Nach einer Einleitung (11-34), die Ausführungen zur Methodik der Studie sowie einen Forschungsbericht enthält, bearbeitet Helmke sein Thema in vier Kapiteln, von denen jeweils zwei den Werken des Livius sowie des Valerius Maximus gewidmet sind. Zunächst geht es dabei um „Livius und weibliche Ideale in frührömischen Krisen“ (35-104), bevor „Valerius Maximus und die weiblichen Exempla der Frühzeit“ (105-169) in den Blick genommen werden.
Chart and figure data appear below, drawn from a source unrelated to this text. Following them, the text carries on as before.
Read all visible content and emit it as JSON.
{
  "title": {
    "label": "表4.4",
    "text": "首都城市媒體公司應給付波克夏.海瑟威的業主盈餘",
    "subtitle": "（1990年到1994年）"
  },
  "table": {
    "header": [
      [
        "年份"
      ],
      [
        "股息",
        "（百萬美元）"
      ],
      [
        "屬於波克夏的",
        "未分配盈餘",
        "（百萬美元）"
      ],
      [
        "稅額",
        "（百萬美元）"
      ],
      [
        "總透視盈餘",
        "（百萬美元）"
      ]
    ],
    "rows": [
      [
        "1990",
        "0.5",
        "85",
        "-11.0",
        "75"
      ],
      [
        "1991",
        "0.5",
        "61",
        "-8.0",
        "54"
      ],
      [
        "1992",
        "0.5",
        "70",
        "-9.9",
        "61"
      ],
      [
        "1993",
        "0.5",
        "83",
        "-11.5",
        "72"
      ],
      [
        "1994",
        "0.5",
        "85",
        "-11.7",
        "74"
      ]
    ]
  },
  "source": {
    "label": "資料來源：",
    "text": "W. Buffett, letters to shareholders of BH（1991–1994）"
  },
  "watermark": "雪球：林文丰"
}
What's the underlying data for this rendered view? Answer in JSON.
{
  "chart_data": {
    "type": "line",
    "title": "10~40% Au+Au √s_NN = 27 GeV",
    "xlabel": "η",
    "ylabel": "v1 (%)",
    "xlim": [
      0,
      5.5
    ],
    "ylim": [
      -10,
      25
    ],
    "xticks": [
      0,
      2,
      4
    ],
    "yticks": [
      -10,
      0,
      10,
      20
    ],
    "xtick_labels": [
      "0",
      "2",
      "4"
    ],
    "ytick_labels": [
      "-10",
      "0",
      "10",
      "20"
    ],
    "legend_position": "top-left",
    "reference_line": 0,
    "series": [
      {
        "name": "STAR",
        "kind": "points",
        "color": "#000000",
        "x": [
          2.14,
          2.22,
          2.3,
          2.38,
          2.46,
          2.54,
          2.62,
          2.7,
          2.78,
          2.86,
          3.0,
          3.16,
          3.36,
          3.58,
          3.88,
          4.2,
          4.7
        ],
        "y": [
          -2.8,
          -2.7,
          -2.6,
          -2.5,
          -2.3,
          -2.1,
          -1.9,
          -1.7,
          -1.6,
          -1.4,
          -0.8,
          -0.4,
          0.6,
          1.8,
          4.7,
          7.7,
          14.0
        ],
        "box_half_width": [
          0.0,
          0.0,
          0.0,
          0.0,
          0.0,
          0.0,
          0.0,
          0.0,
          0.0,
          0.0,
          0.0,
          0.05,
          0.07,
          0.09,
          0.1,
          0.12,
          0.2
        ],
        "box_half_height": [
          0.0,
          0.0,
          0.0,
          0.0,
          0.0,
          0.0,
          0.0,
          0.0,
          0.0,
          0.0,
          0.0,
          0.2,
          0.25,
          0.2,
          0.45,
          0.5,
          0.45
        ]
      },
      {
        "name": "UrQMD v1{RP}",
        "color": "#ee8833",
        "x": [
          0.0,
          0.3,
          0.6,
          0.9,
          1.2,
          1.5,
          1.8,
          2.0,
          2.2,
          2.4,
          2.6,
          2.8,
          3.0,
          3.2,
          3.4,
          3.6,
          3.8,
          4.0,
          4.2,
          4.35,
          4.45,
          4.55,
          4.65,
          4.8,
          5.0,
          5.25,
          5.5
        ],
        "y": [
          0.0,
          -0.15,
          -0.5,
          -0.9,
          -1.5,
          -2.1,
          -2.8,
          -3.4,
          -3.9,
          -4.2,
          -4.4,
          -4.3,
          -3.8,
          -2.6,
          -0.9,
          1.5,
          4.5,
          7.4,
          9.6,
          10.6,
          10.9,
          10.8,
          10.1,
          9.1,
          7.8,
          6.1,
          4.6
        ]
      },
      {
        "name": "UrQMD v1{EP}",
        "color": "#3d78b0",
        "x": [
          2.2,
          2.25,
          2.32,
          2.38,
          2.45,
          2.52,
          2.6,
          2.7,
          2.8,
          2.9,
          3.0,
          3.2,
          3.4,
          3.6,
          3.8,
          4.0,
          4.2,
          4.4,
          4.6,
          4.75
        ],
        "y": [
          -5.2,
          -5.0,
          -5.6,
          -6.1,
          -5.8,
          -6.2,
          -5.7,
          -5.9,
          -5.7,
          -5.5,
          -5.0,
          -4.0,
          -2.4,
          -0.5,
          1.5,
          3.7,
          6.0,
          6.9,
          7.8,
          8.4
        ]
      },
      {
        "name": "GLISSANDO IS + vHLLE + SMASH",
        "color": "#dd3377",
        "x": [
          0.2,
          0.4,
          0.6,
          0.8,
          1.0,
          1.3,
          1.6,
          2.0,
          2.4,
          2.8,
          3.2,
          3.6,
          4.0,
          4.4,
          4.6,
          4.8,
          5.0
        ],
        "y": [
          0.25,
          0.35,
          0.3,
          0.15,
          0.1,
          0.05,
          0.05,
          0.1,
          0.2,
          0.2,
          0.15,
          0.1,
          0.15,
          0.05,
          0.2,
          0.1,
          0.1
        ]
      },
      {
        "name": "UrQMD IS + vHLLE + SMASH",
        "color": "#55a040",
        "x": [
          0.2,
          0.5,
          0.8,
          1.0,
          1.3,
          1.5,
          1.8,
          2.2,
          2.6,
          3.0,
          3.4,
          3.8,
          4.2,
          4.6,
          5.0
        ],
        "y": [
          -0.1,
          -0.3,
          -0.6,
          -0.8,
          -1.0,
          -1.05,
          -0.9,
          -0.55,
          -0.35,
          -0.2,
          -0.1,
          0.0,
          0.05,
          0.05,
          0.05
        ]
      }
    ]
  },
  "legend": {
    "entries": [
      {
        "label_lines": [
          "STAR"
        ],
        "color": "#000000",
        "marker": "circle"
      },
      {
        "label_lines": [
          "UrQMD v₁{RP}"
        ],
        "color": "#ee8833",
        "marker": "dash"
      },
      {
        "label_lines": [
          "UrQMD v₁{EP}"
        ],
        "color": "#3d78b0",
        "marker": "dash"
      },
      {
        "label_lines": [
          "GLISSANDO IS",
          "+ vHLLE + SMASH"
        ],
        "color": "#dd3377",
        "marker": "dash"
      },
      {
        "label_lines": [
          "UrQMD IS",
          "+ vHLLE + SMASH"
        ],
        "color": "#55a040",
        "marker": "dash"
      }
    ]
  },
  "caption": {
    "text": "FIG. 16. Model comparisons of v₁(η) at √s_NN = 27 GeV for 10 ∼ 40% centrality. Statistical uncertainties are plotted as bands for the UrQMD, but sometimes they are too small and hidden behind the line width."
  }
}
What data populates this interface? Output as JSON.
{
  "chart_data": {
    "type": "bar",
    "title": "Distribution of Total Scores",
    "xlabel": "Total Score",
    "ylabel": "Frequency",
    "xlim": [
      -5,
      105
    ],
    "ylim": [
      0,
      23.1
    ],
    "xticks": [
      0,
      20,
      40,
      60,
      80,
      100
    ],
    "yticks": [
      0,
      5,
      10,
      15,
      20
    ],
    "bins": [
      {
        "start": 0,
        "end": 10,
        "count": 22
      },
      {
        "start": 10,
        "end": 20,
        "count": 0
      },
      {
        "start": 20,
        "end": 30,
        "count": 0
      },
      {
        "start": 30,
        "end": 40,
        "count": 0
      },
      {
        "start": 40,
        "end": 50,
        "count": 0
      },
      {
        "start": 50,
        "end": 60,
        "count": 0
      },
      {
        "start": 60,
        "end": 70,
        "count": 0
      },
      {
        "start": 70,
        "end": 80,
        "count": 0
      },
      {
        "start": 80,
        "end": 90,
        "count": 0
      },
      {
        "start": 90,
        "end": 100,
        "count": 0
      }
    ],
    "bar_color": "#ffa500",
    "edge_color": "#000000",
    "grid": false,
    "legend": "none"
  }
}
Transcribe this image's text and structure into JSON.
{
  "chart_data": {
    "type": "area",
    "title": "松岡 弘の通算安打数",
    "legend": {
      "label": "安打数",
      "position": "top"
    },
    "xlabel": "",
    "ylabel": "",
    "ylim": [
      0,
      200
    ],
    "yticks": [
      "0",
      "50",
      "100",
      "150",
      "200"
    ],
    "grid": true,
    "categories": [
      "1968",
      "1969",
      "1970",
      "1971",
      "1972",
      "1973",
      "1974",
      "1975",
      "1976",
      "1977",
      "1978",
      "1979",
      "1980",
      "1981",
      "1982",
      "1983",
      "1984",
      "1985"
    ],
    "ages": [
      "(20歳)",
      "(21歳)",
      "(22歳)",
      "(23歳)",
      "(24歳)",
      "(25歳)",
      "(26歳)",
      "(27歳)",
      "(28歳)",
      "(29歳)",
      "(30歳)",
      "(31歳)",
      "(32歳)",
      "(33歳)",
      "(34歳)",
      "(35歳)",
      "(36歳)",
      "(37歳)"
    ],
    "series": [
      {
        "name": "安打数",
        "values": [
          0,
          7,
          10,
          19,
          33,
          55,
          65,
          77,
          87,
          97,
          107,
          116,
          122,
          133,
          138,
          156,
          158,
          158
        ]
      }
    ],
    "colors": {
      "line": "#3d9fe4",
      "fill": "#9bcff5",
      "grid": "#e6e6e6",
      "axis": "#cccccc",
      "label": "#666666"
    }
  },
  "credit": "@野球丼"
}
In einem weiteren Kapitel analysiert Helmke das Auftreten von Frauenfiguren in der dritten und vierten Dekade des livianischen Werkes (171-238), im letzten Untersuchungsteil stehen Genderstrukturen in solchen Exempla der Facta et dicta memorabilia im Mittelpunkt, die aus der Zeit der römischen Bürgerkriege des ersten Jahrhunderts stammen (239-295).[3] Eine kurze Zusammenfassung der Ergebnisse der Studie (297-306), eine Bibliographie (307-322) sowie ein Register (Stellen, Namen, Sachen: 323-329) schließen den Band ab.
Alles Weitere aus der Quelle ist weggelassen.